Mesures Sécheresse : Comment les maraîchers économisent l’eau ?
Le début de l'été 2010 est marqué par une pluviométrie déficiente et des températures élevées. L'impact sur les cours d'eau est important et certains débits sont passés sous les seuils critiques. Ainsi la préfecture de Loire-Atlantique a déclenché des mesures sécheresse visant à limiter, voire interdire, les prélèvements dans les cours d'eau dans les zones les plus touchées.
Pour faire face à ces mesures, les maraîchers nantais ont, depuis plusieurs dizaines d'années, engagé une forte réflexion sur la modernisation de leur matériel d'irrigation associée à des moyens de prélèvements d'eau plus économes.

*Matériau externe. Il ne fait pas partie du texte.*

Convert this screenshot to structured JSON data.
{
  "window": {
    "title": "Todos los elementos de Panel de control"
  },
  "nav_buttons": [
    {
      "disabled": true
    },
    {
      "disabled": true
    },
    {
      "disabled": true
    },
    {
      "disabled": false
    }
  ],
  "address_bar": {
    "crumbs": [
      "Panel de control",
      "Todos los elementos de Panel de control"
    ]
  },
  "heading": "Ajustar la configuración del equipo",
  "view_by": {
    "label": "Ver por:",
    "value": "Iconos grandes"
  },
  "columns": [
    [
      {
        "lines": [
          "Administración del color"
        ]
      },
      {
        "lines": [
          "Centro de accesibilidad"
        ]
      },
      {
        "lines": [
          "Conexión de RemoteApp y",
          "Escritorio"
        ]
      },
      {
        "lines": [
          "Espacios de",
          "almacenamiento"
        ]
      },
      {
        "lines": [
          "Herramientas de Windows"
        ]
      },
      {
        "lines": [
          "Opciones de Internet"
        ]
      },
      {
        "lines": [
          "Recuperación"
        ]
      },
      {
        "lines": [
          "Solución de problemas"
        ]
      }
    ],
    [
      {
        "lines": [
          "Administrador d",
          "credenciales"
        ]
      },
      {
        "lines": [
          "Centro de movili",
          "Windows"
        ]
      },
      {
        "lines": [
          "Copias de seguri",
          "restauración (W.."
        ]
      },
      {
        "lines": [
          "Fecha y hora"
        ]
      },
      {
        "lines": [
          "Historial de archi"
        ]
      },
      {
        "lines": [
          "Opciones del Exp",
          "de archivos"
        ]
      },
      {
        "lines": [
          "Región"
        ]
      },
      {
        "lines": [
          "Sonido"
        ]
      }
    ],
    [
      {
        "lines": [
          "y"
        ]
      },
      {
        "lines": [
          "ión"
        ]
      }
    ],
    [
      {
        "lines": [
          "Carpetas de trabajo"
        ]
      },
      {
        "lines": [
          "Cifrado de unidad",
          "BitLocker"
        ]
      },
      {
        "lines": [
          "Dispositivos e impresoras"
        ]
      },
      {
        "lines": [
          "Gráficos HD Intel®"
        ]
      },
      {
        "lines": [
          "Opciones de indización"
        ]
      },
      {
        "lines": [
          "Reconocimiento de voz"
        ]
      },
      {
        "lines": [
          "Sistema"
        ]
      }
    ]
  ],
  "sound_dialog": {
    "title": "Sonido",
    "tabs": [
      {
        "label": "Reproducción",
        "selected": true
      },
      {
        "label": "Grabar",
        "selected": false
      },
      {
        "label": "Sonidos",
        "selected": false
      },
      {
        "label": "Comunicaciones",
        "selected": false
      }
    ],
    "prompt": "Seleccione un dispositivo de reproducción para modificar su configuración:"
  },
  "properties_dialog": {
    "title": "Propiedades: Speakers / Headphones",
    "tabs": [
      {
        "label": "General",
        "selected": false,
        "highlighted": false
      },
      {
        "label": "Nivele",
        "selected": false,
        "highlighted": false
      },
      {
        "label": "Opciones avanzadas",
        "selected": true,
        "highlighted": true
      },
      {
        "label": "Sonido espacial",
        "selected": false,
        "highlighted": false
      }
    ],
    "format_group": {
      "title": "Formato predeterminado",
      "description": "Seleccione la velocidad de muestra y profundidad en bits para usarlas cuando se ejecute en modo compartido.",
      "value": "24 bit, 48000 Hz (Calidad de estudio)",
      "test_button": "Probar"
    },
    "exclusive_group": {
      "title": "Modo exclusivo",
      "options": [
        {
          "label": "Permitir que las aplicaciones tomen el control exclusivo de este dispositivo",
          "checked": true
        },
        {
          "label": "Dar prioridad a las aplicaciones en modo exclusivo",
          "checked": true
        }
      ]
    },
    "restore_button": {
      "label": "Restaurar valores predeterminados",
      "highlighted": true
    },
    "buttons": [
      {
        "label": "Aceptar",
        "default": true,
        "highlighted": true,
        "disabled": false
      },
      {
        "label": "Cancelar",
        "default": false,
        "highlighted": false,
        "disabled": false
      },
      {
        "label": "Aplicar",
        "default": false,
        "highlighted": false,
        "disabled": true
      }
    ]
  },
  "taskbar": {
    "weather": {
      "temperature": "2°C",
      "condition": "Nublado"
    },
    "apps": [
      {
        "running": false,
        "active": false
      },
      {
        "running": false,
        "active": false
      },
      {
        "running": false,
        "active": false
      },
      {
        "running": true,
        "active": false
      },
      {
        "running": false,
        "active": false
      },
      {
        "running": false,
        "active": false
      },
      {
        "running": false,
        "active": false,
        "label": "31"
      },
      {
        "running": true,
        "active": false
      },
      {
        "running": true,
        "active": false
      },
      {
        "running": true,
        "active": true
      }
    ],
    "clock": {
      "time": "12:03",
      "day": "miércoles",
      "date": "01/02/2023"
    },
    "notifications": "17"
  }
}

En ce qui concerne l'irrigation, les maraîchers nantais furent les premiers à généraliser le quadrillage. Le quadrillage consiste à disposer à intervalle régulier des micro-asperseurs, utilisant des débits plus faibles que les gros canons asperseurs. Ainsi les maraîchers ont pu affiner leurs consommations grâce à une meilleure répartition et grâce à un fractionnement plus important. De plus, ils ont pu réduire les effets négatifs liés à la battance, provoquée par des débits et des puissances trop importantes.
Associé au quadrillage, l'automatisation fut également une étape importante dans la modernisation de l'irrigation. Grâce à des électrovannes et des programmateurs, il est dorénavant possible d'arroser la nuit et/ou de déterminer le temps d'arrosage. Il s'agit aujourd'hui d'un outil quasi-indispensable pour une bonne maîtrise de l'irrigation.
Plus récemment, les producteurs de poireau se sont inspirés des cultures hors-sol sous serres verres pour améliorer leur irrigation. En effet, les cultures hors-sol utilisent depuis de nombreuses années du matériel de haute technologie. L'arrosage se fait grâce à des capillaires plantés au pied de chaque plante. L'apport d'eau est optimal et parfaitement maîtrisé. Ce système de goutte à goutte a été reproduit pour les cultures extérieures de poireau primeur. Les micro-asperseurs laissent place à des gaines de goutte à goutte qui apportent l'eau directement au pied des plantes. Le recul est encore insuffisant pour dire si cette technique est efficace lorsqu'elle est appliquée au plein champ. Cependant, les paramètres entraînant une évapotranspiration importante étant minimisés, il est permis d'attendre des résultats positifs en termes d'économie d'eau. Certains producteurs ont fait le choix de partir à 100 % en goutte à goutte et constatent une économie de près de 50 % en période de sécheresse.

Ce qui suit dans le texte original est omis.